Lehrer lancieren Volksinitiative für nur eine Fremdsprache

Zürcher Lehrerinnen und Politiker lancieren eine Volksinitiative, die für nur eine Fremdsprache in der Primarschule eintritt. Ob Französisch oder Englisch, soll der Regierungsrat entscheiden.

Zwei aus Papier ausgeschinttene Kinderköpfe mit englischen Sprechblasen an einer Schulzimmerscheibe Bild in Lightbox öffnen.

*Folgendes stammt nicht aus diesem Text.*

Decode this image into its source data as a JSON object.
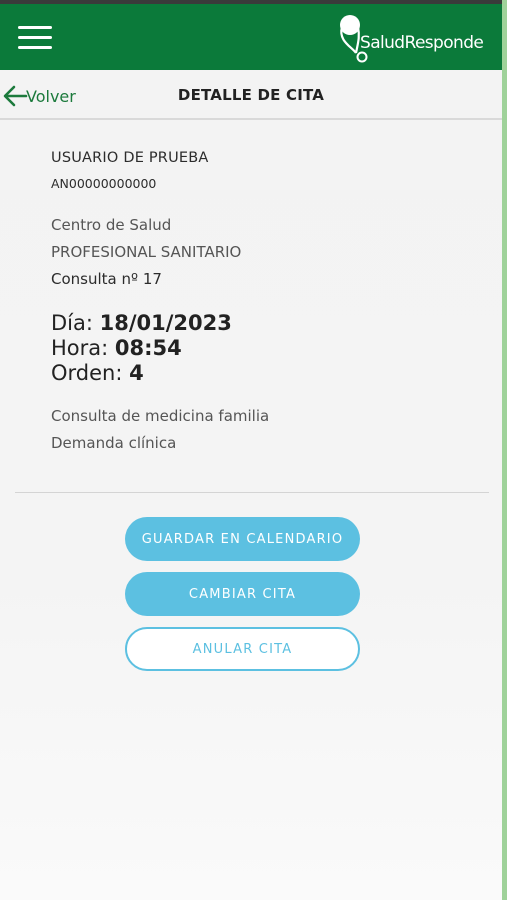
{
  "header": {
    "brand": "SaludResponde",
    "menu_icon": "hamburger-menu-icon",
    "colors": {
      "bar": "#0b7a3a",
      "accent": "#5cc0e1"
    }
  },
  "subheader": {
    "back_label": "Volver",
    "back_icon": "arrow-left-icon",
    "title": "DETALLE DE CITA"
  },
  "appointment": {
    "patient_name": "USUARIO DE PRUEBA",
    "patient_id": "AN00000000000",
    "center": "Centro de Salud",
    "professional": "PROFESIONAL SANITARIO",
    "room": "Consulta nº 17",
    "day_label": "Día:",
    "day_value": "18/01/2023",
    "hour_label": "Hora:",
    "hour_value": "08:54",
    "order_label": "Orden:",
    "order_value": "4",
    "consult_type": "Consulta de medicina familia",
    "demand": "Demanda clínica"
  },
  "actions": {
    "save_calendar": "GUARDAR EN CALENDARIO",
    "change": "CAMBIAR CITA",
    "cancel": "ANULAR CITA"
  }
}
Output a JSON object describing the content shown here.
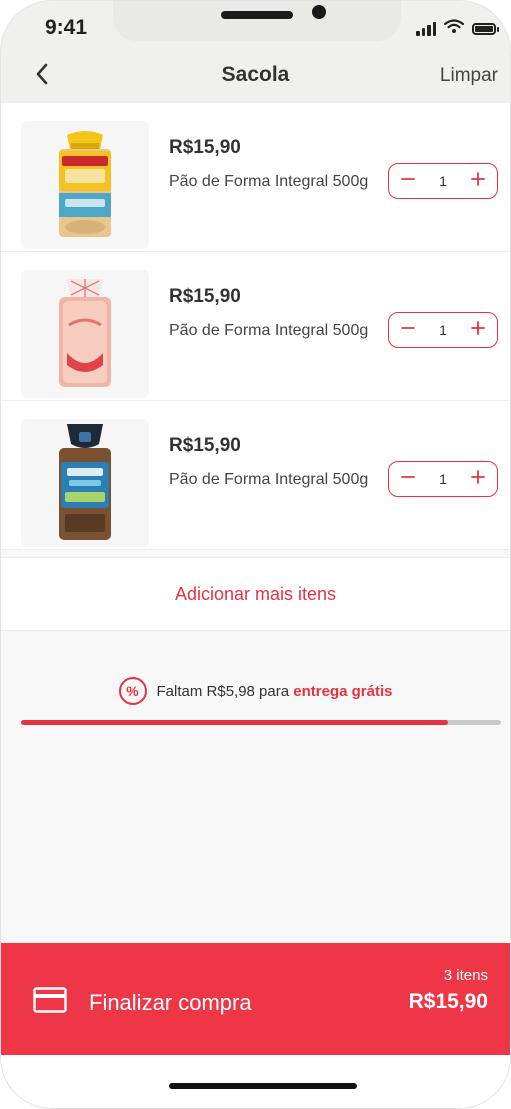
{
  "status_bar": {
    "time": "9:41"
  },
  "header": {
    "title": "Sacola",
    "clear_label": "Limpar",
    "back_icon": "chevron-left-icon"
  },
  "cart": {
    "items": [
      {
        "price": "R$15,90",
        "name": "Pão de Forma Integral 500g",
        "quantity": "1",
        "image": "bread-package-yellow"
      },
      {
        "price": "R$15,90",
        "name": "Pão de Forma Integral 500g",
        "quantity": "1",
        "image": "bread-package-white"
      },
      {
        "price": "R$15,90",
        "name": "Pão de Forma Integral 500g",
        "quantity": "1",
        "image": "bread-package-dark"
      }
    ],
    "add_more_label": "Adicionar mais itens"
  },
  "free_shipping": {
    "prefix": "Faltam R$5,98 para ",
    "highlight": "entrega grátis",
    "progress_fraction": 0.89
  },
  "checkout": {
    "label": "Finalizar compra",
    "item_count": "3 itens",
    "total": "R$15,90"
  },
  "colors": {
    "accent": "#E53342",
    "checkout_bg": "#EE3647",
    "header_bg": "#F0F0EE"
  }
}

Bildlegende: Mit mehr als einer Fremdsprache sind Primarschüler überfordert, sagen die Initianten. Keystone

Die Initiative will den Fremdsprachenunterricht staffeln und erst in der Oberstufe mit der Zweitsprache beginnen, dann dafür intensiv. Nach Ansicht des Initiativkomitees gelingt frühes Sprachenlernen nur unter optimalen Voraussetzungen. Die Primarschule könne diese bei vertretbarem Aufwand nicht bieten.

Bescheidene Resultate...

Untersuchungen zeigten zudem, dass der frühe Fremdsprachenunterricht nur sehr bescheidene Resultate bringe. Der Erfolg stehe in keinem Verhältnis zum geleisteten pädagogischen und finanziellen Aufwand, sagten die Initianten an einer Medienkonferenz. Überhaupt müsse der Bildungsauftrag der Primarschule genau geprüft werden. Mit fremdsprachlicher Naturkunde und Geografie werde höchstens erreicht, dass der Unterricht an Substanz verliere und das Deutsch zu kurz komme.

...und zunehmend Stress

In ihrer Meinung bestärkt wurden die Initianten durch den Kinder-, Jugend- und Schularzt Hannes Geiges aus Rüti. Das Prinzip «je früher desto besser» gelte beim Fremdsprachenunterricht in der Primarschule nicht, sagte er. Zwei Lektionen pro Woche und Fremdsprache seien zu wenig und demotivierten jene, die nicht so sprachbegabt seien. Dass psychische Probleme und Stress bei Primarschülern zunähmen, sei auch eine Folge des doppelten Fremdsprachenunterrichts.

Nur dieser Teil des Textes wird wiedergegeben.